MessageBox.Show(comExc.Message,comExc.ErrorCode + " Error",

MessageBoxButtons.OK,MessageBoxIcon.Exclamation);

};

Within the try portion of the block, the Server specified in textBox1 is retrieved from the Servers collection of the PISDK object.

myServer = g_SDK.Servers[textBox1.Text];

Then the PIPoints collection of that Server is obtained.

myPoints = myServer.PIPoints;

Next, the PIPoint specified in textBox2 is retrieved from the PIPoints collection.

snapPoint = myPoints[textBox2.Text];

Next, the snapshot value of the PIPoint is retrieved from the Server.

myValue = snapPoint.Data.Snapshot;

The time stamp of the PIValue is written to textBox3.

textBox3.Text = myValue.TimeStamp.LocalDate.ToString();

The Value may be a number or a DigitalState SDK object, so that is checked for next.

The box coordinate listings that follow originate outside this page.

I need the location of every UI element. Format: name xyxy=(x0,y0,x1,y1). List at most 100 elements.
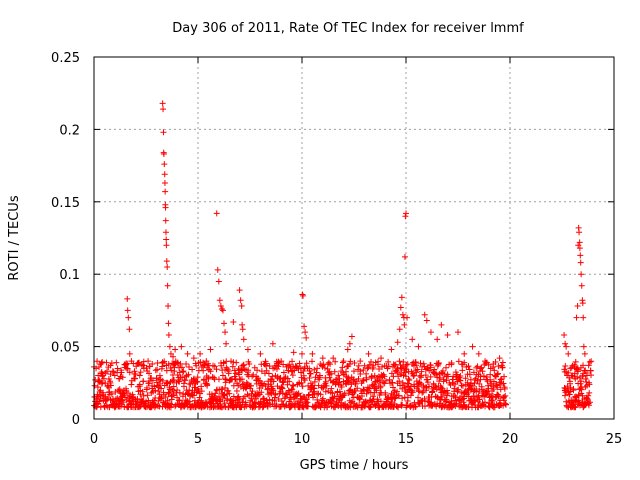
data-point xyxy=(474,377,481,384)
data-point xyxy=(280,369,287,376)
data-point xyxy=(485,385,492,392)
data-point xyxy=(385,358,392,365)
data-point xyxy=(200,367,207,374)
data-point xyxy=(340,358,347,365)
data-point xyxy=(304,399,311,406)
data-point xyxy=(461,395,468,402)
data-point xyxy=(319,355,326,362)
data-point xyxy=(321,364,328,371)
data-point xyxy=(221,320,227,327)
data-point xyxy=(280,361,287,368)
y-tick-label: 0.1 xyxy=(59,268,80,283)
data-point xyxy=(438,321,445,328)
data-point xyxy=(119,374,126,381)
data-point xyxy=(392,394,399,401)
data-point xyxy=(237,402,244,409)
data-point xyxy=(433,369,440,376)
data-point xyxy=(166,343,173,350)
data-point xyxy=(245,367,252,374)
x-tick-label: 10 xyxy=(294,432,311,447)
data-point xyxy=(124,365,131,372)
data-point xyxy=(431,366,438,373)
data-point xyxy=(452,381,459,388)
data-point xyxy=(239,321,246,328)
data-point xyxy=(361,362,368,369)
data-point xyxy=(327,400,334,407)
data-point xyxy=(367,404,374,411)
data-point xyxy=(394,388,401,395)
data-point xyxy=(220,359,227,366)
data-point xyxy=(176,378,183,385)
data-point xyxy=(158,395,165,402)
data-point xyxy=(364,388,371,395)
data-point xyxy=(297,399,304,406)
data-point xyxy=(457,377,464,384)
data-point xyxy=(309,358,316,365)
data-point xyxy=(319,395,326,402)
data-point xyxy=(155,388,162,395)
data-point xyxy=(300,292,307,299)
data-point xyxy=(314,365,321,372)
y-axis-label: ROTI / TECUs xyxy=(7,195,22,280)
data-point xyxy=(177,360,184,367)
data-point xyxy=(124,360,131,367)
data-point xyxy=(124,389,131,396)
data-point xyxy=(266,396,273,403)
data-point xyxy=(336,388,343,395)
data-point xyxy=(344,346,351,353)
data-point xyxy=(203,358,210,365)
data-point xyxy=(580,362,587,369)
data-point xyxy=(443,396,450,403)
data-point xyxy=(145,358,152,365)
data-point xyxy=(571,403,578,410)
data-point xyxy=(346,340,353,347)
data-point xyxy=(401,384,408,391)
data-point xyxy=(256,385,263,392)
data-point xyxy=(161,171,168,178)
data-point xyxy=(481,392,488,399)
data-point xyxy=(237,297,244,304)
data-point xyxy=(574,373,581,380)
data-point xyxy=(366,361,373,368)
data-point xyxy=(178,343,185,350)
data-point xyxy=(497,381,504,388)
data-point xyxy=(420,360,427,367)
data-point xyxy=(369,393,376,400)
data-point xyxy=(161,358,168,365)
data-point xyxy=(159,100,166,107)
data-point xyxy=(224,395,231,402)
data-point xyxy=(201,376,208,383)
data-point xyxy=(579,392,586,399)
data-point xyxy=(347,358,354,365)
data-point xyxy=(402,213,409,220)
data-point xyxy=(270,378,277,385)
data-point xyxy=(489,398,496,405)
data-point xyxy=(286,378,293,385)
data-point xyxy=(360,366,367,373)
data-point xyxy=(402,373,409,380)
data-point xyxy=(575,397,582,404)
data-point xyxy=(408,387,415,394)
data-point xyxy=(412,403,419,410)
data-point xyxy=(434,336,441,343)
data-point xyxy=(381,380,388,387)
data-point xyxy=(290,349,297,356)
data-point xyxy=(286,361,293,368)
data-point xyxy=(586,399,593,406)
data-point xyxy=(291,394,298,401)
data-point xyxy=(430,369,437,376)
data-point xyxy=(412,359,419,366)
data-point xyxy=(437,374,444,381)
data-point xyxy=(494,371,501,378)
data-point xyxy=(576,239,583,246)
data-point xyxy=(169,388,176,395)
data-point xyxy=(336,375,343,382)
data-point xyxy=(388,370,395,377)
data-point xyxy=(328,385,335,392)
y-tick-label: 0.2 xyxy=(59,123,80,138)
data-point xyxy=(302,329,309,336)
data-point xyxy=(450,373,457,380)
data-point xyxy=(424,379,431,386)
data-point xyxy=(365,350,372,357)
data-point xyxy=(366,385,373,392)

if (myValue.Value.GetType().IsCOMObject) {

If it is a digital state, the Value is cast to a DigitalState and the value written to textBox4.

PISDK.DigitalState myDigState;

myDigState = (PISDK.DigitalState) myValue.Value;

textBox4.Text = myDigState.Name;

If it is not a DigitalState, the Value is written to textBox4 as a number.

textBox4.Text = myValue.Value.ToString();

  1. Step 8

The project is complete. Save it and test the application.